La dernière conversation téléphonique que Sitanun Satsaksit a eue avec son frère cadet, Wanchalearm Satsaksit, un militant social et politique, a été interrompue lorsque cet homme a été enlevé par des individus non identifiés au Cambodge. Bien qu’elle cherche inlassablement à obtenir justice pour lui, le sort qui lui a été réservé et le lieu où il se trouve n’ont toujours pas été établis et les circonstances de son enlèvement n’ont toujours pas été élucidées. Les mesures que les autorités cambodgiennes et thaïlandaises ont prises pour enquêter sur sa disparition résultent directement du travail de plaidoyer mené par Sitanun Satsaksit. Le Service thaïlandais des enquêtes spéciales a ouvert une enquête sur cette affaire en mars 2022, soit près de deux ans après l’enlèvement.
Les mesures prises par les autorités pour établir le lieu où se trouve Wanchalearm Satsaksit ont été limitées et tardives. Les autorités cambodgiennes n’ont pas réagi avec diligence ni mené d’enquête exhaustive, indépendante et efficace sur sa disparition.

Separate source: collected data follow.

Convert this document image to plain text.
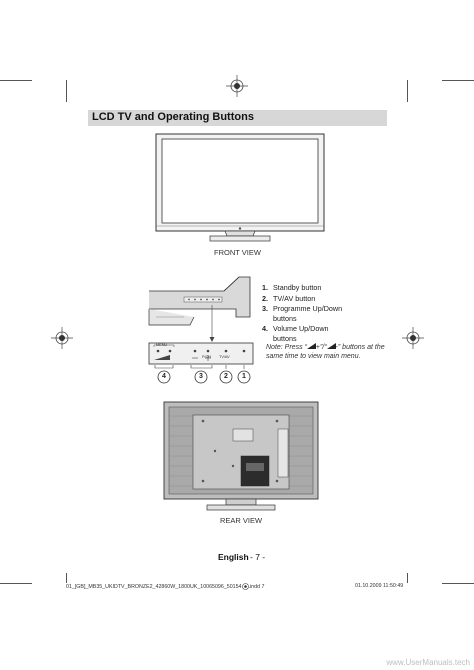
LCD TV and Operating Buttons
FRONT VIEW
MENU
P/CH TV/AV
4	3	2 1
1. Standby button
2. TV/AV button
3. Programme Up/Down buttons
4. Volume Up/Down buttons
Note: Press “ +”/“ -” buttons at the same time to view main menu.
REAR VIEW
English - 7 -
01_[GB]_MB35_UKIDTV_BRONZE2_42860W_1800UK_10065096_50154 .indd 7	01.10.2009 11:50:49
www.UserManuals.tech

Alors qu’elle cherche déjà à obtenir justice pour son frère, comme de nombreux autres défenseur·e·s des droits humains en Thaïlande, Sitanun Satsaksit est à présent contrainte de consacrer son temps et ses ressources à sa propre défense face à des poursuites pénales injustifiées qui découlent du fait qu’elle a exercé pacifiquement ses droits, et il lui faut également mener des recherches pour savoir si elle est ou non soumise à une surveillance illégale.
Sitanun Satsaksit a décidé de se mettre en avant pour venir en aide à d’autres proches qui traversent des épreuves similaires, afin d’obtenir justice et d’établir ce qu’il est advenu des membres de leur famille qui ont disparu, et où ils se trouvent. Elle a participé à des campagnes de la société civile appelant le Parlement thaïlandais à adopter un projet de loi, qui a été retardé, réprimant pénalement la disparition forcée et la torture. Une telle loi pourrait entraîner le renforcement des mesures d’enquête et de prévention concernant les disparitions forcées présumées, en Thaïlande et à l’étranger.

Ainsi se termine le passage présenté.